Paying the farmer’s asking price…and increasing the farmer’s share

Rural SCALE recently released a study on the affordability of local food for the average consumer, collecting data from 24 farmers’ markets in 19 communities in 6 southeastern states. The study concludes that

Overall, farmers markets in the Southeast and Appalachia are highly competitive with mainstream supermarkets in their pricing on a range of commonly consumed foods, including produce, meats and eggs. (Emphasis in the original.)

Naturally, one might draw different conclusions from similar studies of other regions, but there are some interesting statistics (and generalizable conclusions?) about size of community and prices at farmers’ markets that sell to moderate- and low-income patrons, those who might believe that the local food movement has passed them by.

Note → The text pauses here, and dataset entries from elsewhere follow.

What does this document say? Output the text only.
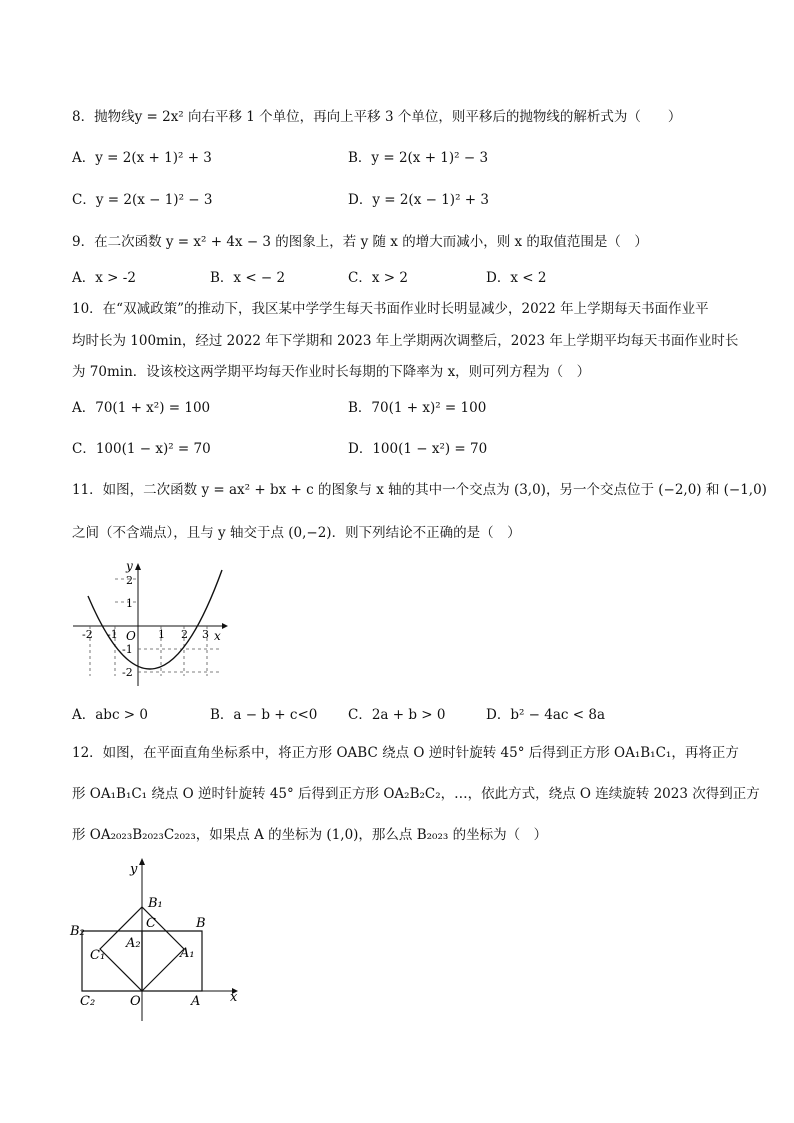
8．抛物线y = 2x² 向右平移 1 个单位，再向上平移 3 个单位，则平移后的抛物线的解析式为（　　）
A．y = 2(x + 1)² + 3	B．y = 2(x + 1)² − 3
C．y = 2(x − 1)² − 3	D．y = 2(x − 1)² + 3
9．在二次函数 y = x² + 4x − 3 的图象上，若 y 随 x 的增大而减小，则 x 的取值范围是（　）
A．x > -2	B．x < − 2	C．x > 2	D．x < 2
10．在“双减政策”的推动下，我区某中学学生每天书面作业时长明显减少，2022 年上学期每天书面作业平
均时长为 100min，经过 2022 年下学期和 2023 年上学期两次调整后，2023 年上学期平均每天书面作业时长
为 70min．设该校这两学期平均每天作业时长每期的下降率为 x，则可列方程为（　）
A．70(1 + x²) = 100	B．70(1 + x)² = 100
C．100(1 − x)² = 70	D．100(1 − x²) = 70
11．如图，二次函数 y = ax² + bx + c 的图象与 x 轴的其中一个交点为 (3,0)，另一个交点位于 (−2,0) 和 (−1,0)
之间（不含端点），且与 y 轴交于点 (0,−2)．则下列结论不正确的是（　）
y
x
O
-2 -1	1 2 3
2
1
-1
-2
A．abc > 0	B．a − b + c<0 C．2a + b > 0	D．b² − 4ac < 8a
12．如图，在平面直角坐标系中，将正方形 OABC 绕点 O 逆时针旋转 45° 后得到正方形 OA₁B₁C₁，再将正方
形 OA₁B₁C₁ 绕点 O 逆时针旋转 45° 后得到正方形 OA₂B₂C₂，…，依此方式，绕点 O 连续旋转 2023 次得到正方
形 OA₂₀₂₃B₂₀₂₃C₂₀₂₃，如果点 A 的坐标为 (1,0)，那么点 B₂₀₂₃ 的坐标为（　）
y
x
O	A
B
C
B₁
A₁
C₁
A₂
B₂
C₂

Then consider this graphic by the National Farmers Union: Farmer’s Share of Retail Food Dollar. I’m not so interested in the startling figures on processed foods (soft drinks, potato chips, bread) because few of the raw ingredients are actually supplied by a farmer. Far more disturbing are the figures on whole, minimally processed ingredients. Take the produce section of a conventional supermarket (think Safeway, Kroger, etc.), for example: farmers receive anywhere from 10.3 cents on the dollar for lettuce to 30 cents on the dollar for carrots.

Now think about buying this produce at a farmers’ market or directly from a farmer: if it’s true that the prices at the farmers’ market are comparable to those of the supermarket for comparable items, the farmer will suddenly have $4.59 (instead of $1.38) in his pocket for 5 pounds of carrots; $3.08 (instead of $0.27) for a pound of tomatoes, etc.

Buying local food at the farmers’ market certainly seems like a win-win for farmers and consumers.